IN THE PROCESS OF WRITING
#include <stdio.h> int main (void) { char ch; int space = 0; int newline = 0; int all_char = 0; printf("Please enter something..\n"); while ((ch = getchar()) != '#') { if (ch== ' ') space++; if (ch== '\n') newline++; all_char++; } printf("%d spaces | %d newlines | %d all", space, newline, all_char); getchar();getchar(); return 0; }
2. Write a program that reads input until the # character is encountered. The program should output each character entered and its ASCII decimal code. Each output line must contain eight character-code pairs.
Hint: Use the character counter and the modulo (%) operation to
output a newline character every eighth iteration of the loop.
#include <stdio.h> int main (void) { char ch; int n=0; printf("Please enter something (# to quit)..\n"); while ((ch = getchar()) != '#') { if (ch != '\n' && ch != ' ') { printf("%c-%d ", ch, ch); n++; } if ((n % 8) == 0) printf("\n"); } getchar(); return 0; }
3. Write a program that reads integers until the number 0 is encountered.
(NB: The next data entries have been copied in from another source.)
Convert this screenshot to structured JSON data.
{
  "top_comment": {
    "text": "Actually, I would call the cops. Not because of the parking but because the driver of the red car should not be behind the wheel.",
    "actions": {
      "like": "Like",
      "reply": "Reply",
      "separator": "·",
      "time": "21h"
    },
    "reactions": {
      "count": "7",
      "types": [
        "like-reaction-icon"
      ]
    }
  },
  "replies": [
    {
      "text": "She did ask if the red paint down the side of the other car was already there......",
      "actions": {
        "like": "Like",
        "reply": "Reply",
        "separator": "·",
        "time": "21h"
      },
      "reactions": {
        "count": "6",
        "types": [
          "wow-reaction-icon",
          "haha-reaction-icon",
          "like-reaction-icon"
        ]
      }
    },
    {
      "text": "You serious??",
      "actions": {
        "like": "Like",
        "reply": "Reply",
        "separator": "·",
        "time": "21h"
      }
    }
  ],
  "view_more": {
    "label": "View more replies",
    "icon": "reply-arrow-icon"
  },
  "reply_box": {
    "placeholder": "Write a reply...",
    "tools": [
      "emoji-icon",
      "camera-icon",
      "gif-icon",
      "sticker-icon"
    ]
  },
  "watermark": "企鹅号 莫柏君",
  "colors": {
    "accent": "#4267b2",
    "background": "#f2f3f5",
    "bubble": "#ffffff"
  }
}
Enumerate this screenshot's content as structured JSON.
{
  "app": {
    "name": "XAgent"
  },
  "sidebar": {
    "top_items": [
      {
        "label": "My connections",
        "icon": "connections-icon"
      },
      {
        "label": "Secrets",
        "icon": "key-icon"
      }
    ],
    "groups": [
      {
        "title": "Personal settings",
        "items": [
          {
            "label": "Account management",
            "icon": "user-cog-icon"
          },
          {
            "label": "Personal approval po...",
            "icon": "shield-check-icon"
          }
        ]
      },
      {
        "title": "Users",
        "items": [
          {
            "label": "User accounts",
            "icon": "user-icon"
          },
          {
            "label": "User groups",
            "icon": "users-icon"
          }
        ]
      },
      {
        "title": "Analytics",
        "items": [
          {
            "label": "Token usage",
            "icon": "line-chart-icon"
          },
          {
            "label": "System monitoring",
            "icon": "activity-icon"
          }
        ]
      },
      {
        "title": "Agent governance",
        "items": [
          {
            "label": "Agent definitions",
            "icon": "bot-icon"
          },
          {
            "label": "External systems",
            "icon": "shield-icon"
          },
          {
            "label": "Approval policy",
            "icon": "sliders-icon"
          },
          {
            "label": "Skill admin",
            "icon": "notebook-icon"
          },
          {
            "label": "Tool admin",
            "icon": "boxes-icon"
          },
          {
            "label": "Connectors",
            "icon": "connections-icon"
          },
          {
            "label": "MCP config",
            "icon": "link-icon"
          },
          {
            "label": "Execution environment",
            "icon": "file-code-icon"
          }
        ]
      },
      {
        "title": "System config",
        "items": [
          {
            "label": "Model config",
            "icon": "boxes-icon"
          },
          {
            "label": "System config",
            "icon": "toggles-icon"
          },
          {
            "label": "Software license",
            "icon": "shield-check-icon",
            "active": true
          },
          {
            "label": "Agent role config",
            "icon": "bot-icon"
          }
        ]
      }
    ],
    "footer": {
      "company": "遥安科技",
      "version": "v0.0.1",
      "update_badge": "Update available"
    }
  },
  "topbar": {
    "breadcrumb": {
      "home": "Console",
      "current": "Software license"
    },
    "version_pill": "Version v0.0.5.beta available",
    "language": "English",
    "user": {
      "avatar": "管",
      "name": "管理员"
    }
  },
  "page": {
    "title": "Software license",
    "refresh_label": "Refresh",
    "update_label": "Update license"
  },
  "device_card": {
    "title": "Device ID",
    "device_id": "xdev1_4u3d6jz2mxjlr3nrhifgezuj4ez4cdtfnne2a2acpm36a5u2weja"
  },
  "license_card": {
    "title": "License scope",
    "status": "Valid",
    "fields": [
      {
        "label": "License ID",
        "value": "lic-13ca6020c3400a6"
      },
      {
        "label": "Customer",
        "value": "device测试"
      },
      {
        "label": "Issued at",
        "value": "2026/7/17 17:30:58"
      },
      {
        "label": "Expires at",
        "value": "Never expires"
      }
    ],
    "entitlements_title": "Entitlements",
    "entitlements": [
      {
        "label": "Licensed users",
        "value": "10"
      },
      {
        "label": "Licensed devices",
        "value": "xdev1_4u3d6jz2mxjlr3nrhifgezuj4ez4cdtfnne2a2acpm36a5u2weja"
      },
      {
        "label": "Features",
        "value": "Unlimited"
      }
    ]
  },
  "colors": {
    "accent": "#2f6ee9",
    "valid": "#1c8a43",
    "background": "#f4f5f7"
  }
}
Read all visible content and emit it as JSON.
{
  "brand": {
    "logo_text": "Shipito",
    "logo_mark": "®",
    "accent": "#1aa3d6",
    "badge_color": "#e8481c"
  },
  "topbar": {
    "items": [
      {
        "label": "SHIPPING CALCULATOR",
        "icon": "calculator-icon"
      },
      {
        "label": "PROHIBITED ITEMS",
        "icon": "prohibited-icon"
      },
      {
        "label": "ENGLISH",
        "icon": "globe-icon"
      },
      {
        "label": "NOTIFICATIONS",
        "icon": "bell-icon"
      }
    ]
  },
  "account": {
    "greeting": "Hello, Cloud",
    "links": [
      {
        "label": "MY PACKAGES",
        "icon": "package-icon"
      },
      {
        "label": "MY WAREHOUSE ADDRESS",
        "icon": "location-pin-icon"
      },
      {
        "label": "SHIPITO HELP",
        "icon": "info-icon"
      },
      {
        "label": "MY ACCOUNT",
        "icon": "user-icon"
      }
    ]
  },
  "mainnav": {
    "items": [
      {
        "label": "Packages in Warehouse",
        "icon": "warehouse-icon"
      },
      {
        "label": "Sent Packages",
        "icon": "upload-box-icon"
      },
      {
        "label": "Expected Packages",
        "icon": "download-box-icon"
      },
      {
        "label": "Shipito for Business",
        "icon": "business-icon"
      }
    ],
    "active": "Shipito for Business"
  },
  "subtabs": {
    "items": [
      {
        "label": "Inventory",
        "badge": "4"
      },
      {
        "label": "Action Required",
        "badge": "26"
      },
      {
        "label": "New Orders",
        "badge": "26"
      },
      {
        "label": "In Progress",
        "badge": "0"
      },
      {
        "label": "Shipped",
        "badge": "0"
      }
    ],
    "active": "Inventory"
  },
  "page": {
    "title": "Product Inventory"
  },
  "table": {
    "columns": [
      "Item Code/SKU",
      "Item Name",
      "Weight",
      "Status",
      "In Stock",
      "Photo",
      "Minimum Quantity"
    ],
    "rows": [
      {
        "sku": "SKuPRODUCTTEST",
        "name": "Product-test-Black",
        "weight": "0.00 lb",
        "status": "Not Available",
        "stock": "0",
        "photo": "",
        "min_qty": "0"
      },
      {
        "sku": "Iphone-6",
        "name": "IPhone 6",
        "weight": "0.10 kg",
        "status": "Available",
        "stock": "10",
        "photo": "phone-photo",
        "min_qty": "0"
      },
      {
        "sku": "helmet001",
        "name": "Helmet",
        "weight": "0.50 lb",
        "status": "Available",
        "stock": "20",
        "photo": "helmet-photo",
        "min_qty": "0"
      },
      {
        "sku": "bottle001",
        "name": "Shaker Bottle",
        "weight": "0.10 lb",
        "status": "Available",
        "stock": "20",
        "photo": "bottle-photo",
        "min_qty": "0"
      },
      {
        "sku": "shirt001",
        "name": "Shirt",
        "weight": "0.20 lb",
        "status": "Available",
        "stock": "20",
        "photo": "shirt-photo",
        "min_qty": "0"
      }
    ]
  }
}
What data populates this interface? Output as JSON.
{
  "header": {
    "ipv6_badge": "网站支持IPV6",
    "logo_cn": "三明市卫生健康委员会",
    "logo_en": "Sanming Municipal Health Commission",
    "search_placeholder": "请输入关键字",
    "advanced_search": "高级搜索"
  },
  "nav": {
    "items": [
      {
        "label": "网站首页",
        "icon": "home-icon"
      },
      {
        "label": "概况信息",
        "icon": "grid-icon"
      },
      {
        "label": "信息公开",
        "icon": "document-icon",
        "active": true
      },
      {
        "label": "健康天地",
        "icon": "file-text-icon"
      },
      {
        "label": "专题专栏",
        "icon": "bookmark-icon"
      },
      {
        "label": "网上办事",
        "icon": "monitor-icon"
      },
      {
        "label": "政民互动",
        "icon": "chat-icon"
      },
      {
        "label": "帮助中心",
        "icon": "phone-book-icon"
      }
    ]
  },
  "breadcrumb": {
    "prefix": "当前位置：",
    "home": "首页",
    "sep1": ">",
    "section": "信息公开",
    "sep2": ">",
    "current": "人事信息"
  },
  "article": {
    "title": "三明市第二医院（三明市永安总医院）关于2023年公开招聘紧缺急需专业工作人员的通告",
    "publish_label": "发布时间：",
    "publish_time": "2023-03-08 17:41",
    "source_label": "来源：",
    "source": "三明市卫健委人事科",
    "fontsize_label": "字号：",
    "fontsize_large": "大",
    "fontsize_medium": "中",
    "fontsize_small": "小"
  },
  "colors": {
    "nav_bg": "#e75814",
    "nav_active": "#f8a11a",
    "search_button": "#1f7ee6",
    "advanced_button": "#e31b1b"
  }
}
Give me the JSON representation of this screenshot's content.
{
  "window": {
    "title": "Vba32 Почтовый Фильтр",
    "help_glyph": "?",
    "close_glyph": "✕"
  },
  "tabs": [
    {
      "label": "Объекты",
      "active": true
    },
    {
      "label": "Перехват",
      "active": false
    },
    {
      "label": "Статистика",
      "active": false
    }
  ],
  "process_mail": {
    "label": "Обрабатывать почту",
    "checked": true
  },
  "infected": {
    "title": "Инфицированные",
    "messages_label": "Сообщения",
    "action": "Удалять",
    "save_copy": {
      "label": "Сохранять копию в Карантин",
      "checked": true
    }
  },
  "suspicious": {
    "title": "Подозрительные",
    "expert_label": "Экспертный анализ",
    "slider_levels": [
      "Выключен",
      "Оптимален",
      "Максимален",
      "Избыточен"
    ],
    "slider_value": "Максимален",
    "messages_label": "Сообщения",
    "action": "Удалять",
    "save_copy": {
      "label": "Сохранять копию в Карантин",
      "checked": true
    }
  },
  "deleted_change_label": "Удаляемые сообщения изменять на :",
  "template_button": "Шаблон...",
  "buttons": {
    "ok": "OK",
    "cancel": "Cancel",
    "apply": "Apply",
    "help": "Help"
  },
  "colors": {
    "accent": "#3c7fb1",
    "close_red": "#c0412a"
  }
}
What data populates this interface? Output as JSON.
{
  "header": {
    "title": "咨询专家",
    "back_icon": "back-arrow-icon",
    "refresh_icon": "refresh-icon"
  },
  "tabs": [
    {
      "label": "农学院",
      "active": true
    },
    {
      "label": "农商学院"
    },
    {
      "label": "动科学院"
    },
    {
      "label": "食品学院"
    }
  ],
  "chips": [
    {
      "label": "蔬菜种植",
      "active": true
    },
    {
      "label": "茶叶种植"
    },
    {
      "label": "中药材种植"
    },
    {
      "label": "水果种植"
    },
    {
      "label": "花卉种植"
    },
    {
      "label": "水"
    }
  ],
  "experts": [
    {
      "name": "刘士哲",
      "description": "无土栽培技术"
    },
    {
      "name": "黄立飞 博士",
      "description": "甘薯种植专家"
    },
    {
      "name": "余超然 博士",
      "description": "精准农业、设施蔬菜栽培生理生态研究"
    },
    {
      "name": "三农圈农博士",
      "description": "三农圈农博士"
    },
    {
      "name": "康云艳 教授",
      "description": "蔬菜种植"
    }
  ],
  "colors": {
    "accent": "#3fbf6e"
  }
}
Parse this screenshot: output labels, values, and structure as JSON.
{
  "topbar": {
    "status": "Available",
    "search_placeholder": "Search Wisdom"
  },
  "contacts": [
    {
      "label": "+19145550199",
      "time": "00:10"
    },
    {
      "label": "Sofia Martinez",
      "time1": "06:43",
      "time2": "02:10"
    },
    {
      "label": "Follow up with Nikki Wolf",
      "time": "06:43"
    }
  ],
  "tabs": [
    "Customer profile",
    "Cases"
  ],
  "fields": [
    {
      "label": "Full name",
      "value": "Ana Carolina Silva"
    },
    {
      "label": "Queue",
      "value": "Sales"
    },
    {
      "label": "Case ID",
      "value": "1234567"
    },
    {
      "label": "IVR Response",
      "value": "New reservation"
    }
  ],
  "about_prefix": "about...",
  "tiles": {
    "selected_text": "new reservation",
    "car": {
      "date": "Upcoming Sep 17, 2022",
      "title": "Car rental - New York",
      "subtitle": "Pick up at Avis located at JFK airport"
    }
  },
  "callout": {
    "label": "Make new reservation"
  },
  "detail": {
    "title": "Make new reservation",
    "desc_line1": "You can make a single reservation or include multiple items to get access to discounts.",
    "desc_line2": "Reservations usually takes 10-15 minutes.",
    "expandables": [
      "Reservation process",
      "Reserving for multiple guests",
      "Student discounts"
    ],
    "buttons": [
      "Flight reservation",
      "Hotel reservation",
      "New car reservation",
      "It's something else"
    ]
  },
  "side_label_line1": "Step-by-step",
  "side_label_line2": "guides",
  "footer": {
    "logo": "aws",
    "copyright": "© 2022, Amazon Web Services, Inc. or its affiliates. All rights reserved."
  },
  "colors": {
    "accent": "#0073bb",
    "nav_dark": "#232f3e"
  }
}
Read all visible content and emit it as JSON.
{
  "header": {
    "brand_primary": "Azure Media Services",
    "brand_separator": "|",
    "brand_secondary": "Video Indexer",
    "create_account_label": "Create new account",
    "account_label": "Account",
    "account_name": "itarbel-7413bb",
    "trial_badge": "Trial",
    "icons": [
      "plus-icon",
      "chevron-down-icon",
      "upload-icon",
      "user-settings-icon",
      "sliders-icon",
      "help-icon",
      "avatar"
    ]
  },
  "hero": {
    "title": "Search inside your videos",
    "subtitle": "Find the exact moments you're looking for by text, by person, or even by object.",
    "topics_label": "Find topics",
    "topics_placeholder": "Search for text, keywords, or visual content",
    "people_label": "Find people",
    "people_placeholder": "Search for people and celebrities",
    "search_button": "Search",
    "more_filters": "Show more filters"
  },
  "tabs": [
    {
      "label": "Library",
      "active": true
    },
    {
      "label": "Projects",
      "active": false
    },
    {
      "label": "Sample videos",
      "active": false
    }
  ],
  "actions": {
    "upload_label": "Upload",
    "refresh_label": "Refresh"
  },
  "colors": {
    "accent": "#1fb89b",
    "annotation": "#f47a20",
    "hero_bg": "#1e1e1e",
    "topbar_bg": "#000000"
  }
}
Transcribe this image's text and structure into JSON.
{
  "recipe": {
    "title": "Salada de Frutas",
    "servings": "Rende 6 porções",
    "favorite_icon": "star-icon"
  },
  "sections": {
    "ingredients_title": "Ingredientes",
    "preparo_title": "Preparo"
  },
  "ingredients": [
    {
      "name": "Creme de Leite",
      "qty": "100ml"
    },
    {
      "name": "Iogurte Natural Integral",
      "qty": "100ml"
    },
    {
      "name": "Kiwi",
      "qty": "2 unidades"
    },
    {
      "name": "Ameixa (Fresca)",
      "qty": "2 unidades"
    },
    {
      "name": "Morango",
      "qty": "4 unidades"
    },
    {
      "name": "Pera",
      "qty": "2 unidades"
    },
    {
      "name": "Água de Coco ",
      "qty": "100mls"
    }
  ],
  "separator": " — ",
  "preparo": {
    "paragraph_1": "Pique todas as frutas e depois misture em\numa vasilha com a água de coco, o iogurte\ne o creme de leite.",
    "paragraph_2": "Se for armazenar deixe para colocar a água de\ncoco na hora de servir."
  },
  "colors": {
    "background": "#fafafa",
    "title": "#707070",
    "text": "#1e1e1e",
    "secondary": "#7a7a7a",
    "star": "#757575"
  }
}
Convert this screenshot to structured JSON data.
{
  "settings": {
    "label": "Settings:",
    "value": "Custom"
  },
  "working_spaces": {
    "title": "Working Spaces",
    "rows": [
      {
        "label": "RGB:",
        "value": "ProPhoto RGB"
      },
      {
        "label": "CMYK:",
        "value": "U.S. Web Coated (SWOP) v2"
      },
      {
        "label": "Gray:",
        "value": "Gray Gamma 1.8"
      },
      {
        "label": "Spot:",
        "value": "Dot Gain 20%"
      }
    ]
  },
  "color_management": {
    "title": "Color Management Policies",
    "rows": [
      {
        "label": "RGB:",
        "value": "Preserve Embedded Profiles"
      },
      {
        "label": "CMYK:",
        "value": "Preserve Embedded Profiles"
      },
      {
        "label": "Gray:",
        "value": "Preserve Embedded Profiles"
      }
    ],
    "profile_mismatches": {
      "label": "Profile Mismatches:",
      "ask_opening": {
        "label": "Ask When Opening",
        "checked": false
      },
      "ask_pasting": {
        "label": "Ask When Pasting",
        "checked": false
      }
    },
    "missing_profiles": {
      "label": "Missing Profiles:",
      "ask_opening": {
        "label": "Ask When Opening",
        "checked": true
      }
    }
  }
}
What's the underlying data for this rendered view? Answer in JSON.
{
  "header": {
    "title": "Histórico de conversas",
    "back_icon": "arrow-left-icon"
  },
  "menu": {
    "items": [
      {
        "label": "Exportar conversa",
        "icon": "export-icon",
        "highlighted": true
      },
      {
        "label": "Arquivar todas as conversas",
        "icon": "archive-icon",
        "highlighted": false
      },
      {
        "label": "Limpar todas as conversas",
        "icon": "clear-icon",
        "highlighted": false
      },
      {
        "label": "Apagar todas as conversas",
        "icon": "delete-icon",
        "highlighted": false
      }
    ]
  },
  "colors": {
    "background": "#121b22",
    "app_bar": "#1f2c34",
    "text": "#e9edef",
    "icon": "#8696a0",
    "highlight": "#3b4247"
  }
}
After stopping input, the program should report the total number of even integers entered (excluding 0), the average of even integers entered, the total number of odd integers entered and the mean of odd numbers.
#include <stdio.h> int main (void) { int i; int even = 0; int sum_even = 0; int odd = 0; int sum_odd = 0; float average_even, average_odd; printf("Enter integer number (0 to quit)..\n"); while (scanf("%d", &i) == 1 && i !=0 ) { if ( (i%2) == 0 ) { even++; sum_even += i; } else { odd++; sum_odd += i; } } if (even > 0) { average_even = sum_even/(float)even; printf("Even numbers: %d (average %.0f)\n", even, average_even); } if (odd > 0) { average_odd = sum_odd/(float)odd; printf("Odd numbers %d (average %.0f)", odd, average_odd); } getchar();getchar(); return 0; }
4. Using if else statements, write a program that reads input
data until it encounters the # symbol, replaces each dot with an exclamation point
sign, initially present exclamation marks – with two exclamation marks and at the end reports the number of replacements made.
#include <stdio.h> int main (void) { char ch; int count=0; printf("Enter something (# to quit)\n"); while ((ch = getchar()) != '#') { if (ch == '.') { ch = '!'; count++; printf("%c", ch); } else if (ch == '!') { putchar('!'); putchar('!'); count++; } else printf("%c", ch); } printf("There were %d replacements", count); getchar();getchar(); return 0; }
5. Do Exercise 4, but with a switch statement.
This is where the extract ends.